Five species of Plasmodium parasites cause human malaria: P. falciparum, P. vivax, P. malariae, P. ovale and P. knowlesi. Most research and elimination efforts focus on P. falciparum that cause half a million deaths every year, while P. vivax, the most widespread human malaria parasite threatening ~2.5 billion people and causing 72-390 million clinical cases worldwide each year, remains dramatically understudied. In contrast to P. falciparum, P. vivax cannot be continuously propagated in vitro which limits the scope of studies that can be conducted on this important human pathogen and hampers our understanding of its biology. This is especially problematic since findings from P. falciparum can often not be translated to P. vivax due to their important biological differences, that include the existence of a dormant P. vivax stage, the earlier apparition of sexual stages (responsible for transmission), and the lower pyrogenic threshold.
To overcome the difficulty of studying P. vivax in the laboratory, we are applying genomic approaches (including whole genome sequencing, high-throughput genotyping and RNA-seq) to investigate key biological features – such as drug resistance, relapse or gametocytogenesis – using clinical samples and experimental infections in non-human primates.
Vector-borne diseases remain a major public health problem and every year, more than one billion cases and over one million deaths worldwide are caused by pathogens transmitted by arthropods. Vector-borne pathogens also cause a variety of animal diseases and result in important economic losses and, sometimes, zoonoses. Disease surveillance is critical for reducing disease transmission and preventing outbreaks but, unfortunately, is complicated by the resource-intensive nature of entomological surveys.

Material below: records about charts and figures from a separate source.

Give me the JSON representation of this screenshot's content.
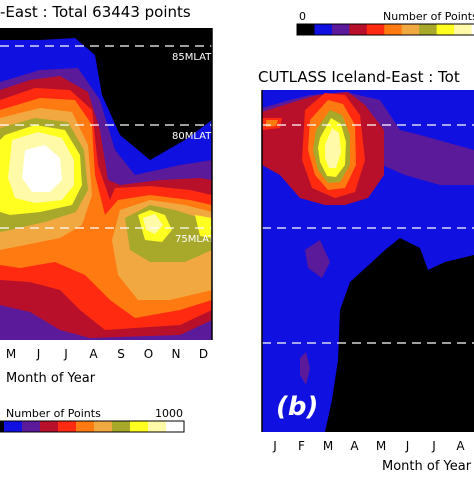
{
  "chart_data": [
    {
      "type": "heatmap",
      "panel": "a",
      "title": "-East : Total 63443 points",
      "xlabel": "Month of Year",
      "x_ticks": [
        "M",
        "J",
        "J",
        "A",
        "S",
        "O",
        "N",
        "D"
      ],
      "lat_lines": [
        "85MLAT",
        "80MLAT",
        "75MLAT"
      ],
      "colorbar": {
        "label": "Number of Points",
        "min": "",
        "max": "1000"
      },
      "palette": [
        "#000000",
        "#1010e0",
        "#5a1a9a",
        "#b8102a",
        "#ff2a10",
        "#ff7a10",
        "#f2a840",
        "#a8a82a",
        "#ffff20",
        "#fffaa8",
        "#ffffff"
      ]
    },
    {
      "type": "heatmap",
      "panel": "b",
      "title": "CUTLASS Iceland-East : Tot",
      "xlabel": "Month of Year",
      "x_ticks": [
        "J",
        "F",
        "M",
        "A",
        "M",
        "J",
        "J",
        "A"
      ],
      "panel_label": "(b)",
      "colorbar": {
        "label": "Number of Points",
        "min": "0",
        "max": ""
      },
      "palette": [
        "#000000",
        "#1010e0",
        "#5a1a9a",
        "#b8102a",
        "#ff2a10",
        "#ff7a10",
        "#f2a840",
        "#a8a82a",
        "#ffff20",
        "#fffaa8",
        "#ffffff"
      ]
    }
  ]
}
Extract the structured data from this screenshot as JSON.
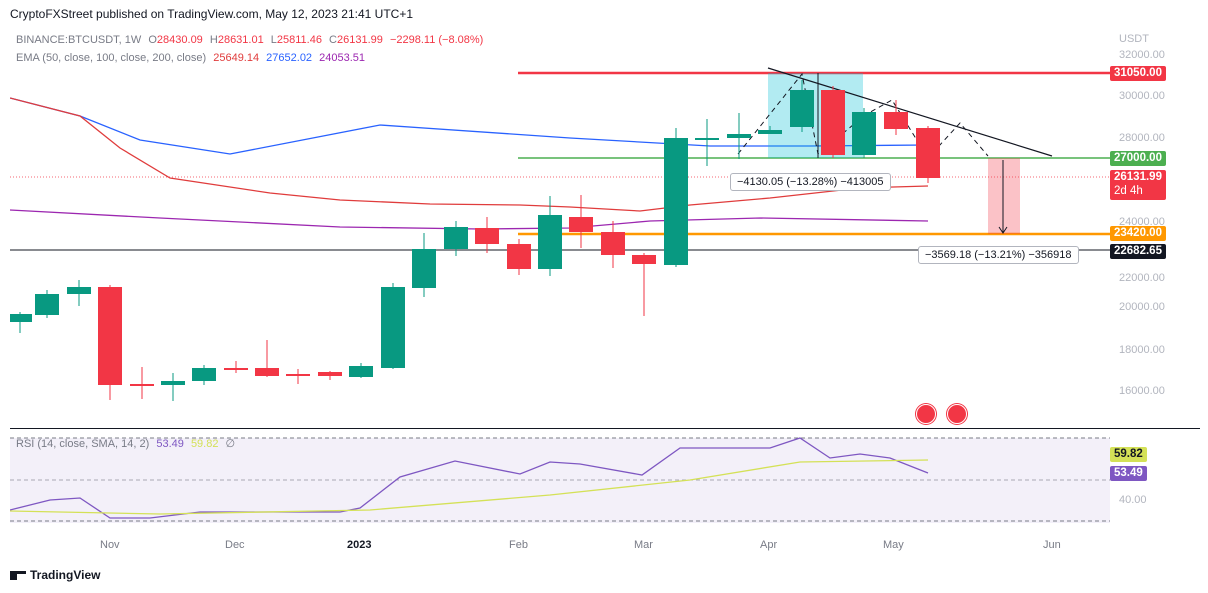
{
  "header": {
    "published": "CryptoFXStreet published on TradingView.com, May 12, 2023 21:41 UTC+1"
  },
  "legend": {
    "symbol": "BINANCE:BTCUSDT, 1W",
    "open_label": "O",
    "open": "28430.09",
    "high_label": "H",
    "high": "28631.01",
    "low_label": "L",
    "low": "25811.46",
    "close_label": "C",
    "close": "26131.99",
    "change": "−2298.11 (−8.08%)",
    "ema_title": "EMA (50, close, 100, close, 200, close)",
    "ema50": "25649.14",
    "ema100": "27652.02",
    "ema200": "24053.51",
    "rsi_title": "RSI (14, close, SMA, 14, 2)",
    "rsi": "53.49",
    "rsi_sma": "59.82",
    "rsi_extra": "∅"
  },
  "axis": {
    "currency": "USDT",
    "price_ticks": [
      "32000.00",
      "30000.00",
      "28000.00",
      "24000.00",
      "22000.00",
      "20000.00",
      "18000.00",
      "16000.00"
    ],
    "rsi_ticks": [
      "40.00"
    ],
    "time_labels": [
      "Nov",
      "Dec",
      "2023",
      "Feb",
      "Mar",
      "Apr",
      "May",
      "Jun"
    ]
  },
  "tags": {
    "resistance": "31050.00",
    "support_green": "27000.00",
    "price_now": "26131.99",
    "countdown": "2d 4h",
    "target": "23420.00",
    "black_line": "22682.65",
    "rsi_sma": "59.82",
    "rsi_val": "53.49"
  },
  "measures": {
    "first": "−4130.05 (−13.28%) −413005",
    "second": "−3569.18 (−13.21%) −356918"
  },
  "colors": {
    "up": "#089981",
    "down": "#f23645",
    "ema50": "#e03c3c",
    "ema100": "#2962ff",
    "ema200": "#9c27b0",
    "support": "#4caf50",
    "target": "#ff9800"
  },
  "footer": {
    "brand": "TradingView"
  }
}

Our laboratory is developing novel genomic-based approaches to simultaneously characterize, in a high-throughput and cost-efficient manner, the diversity of vector species, their feeding behavior and the pathogens they carry.
High-throughput screening of eukaryotic parasites
Very diverse pathogens can cause infection in humans, including bacteria, viruses and eukaryotic parasites. While genomic tools have revolutionized the study of bacteria, detection of most eukaryotic parasites remain cumbersome and imprecise. Most detection approaches rely on microscopy which, while inexpensive and easy to implement in clinical settings, is low-throughput, and often fails to differentiate among closely related organisms that can have very different pathogenicity. Molecular approaches (including PCR) are specific and sensitive but only test for a handful of specific pathogens and will fail to detect unknown organisms.
Our laboratory is currently optimizing a novel sequencing-based assay to detect and characterize all eukaryotic parasites present in a sample, regardless of whether they have been previously characterized (and may therefore reveal novel pathogens). This assay can complement classical microbiology approaches and be applied to a wide variety of settings including human health, agricultural research, and food and water safety.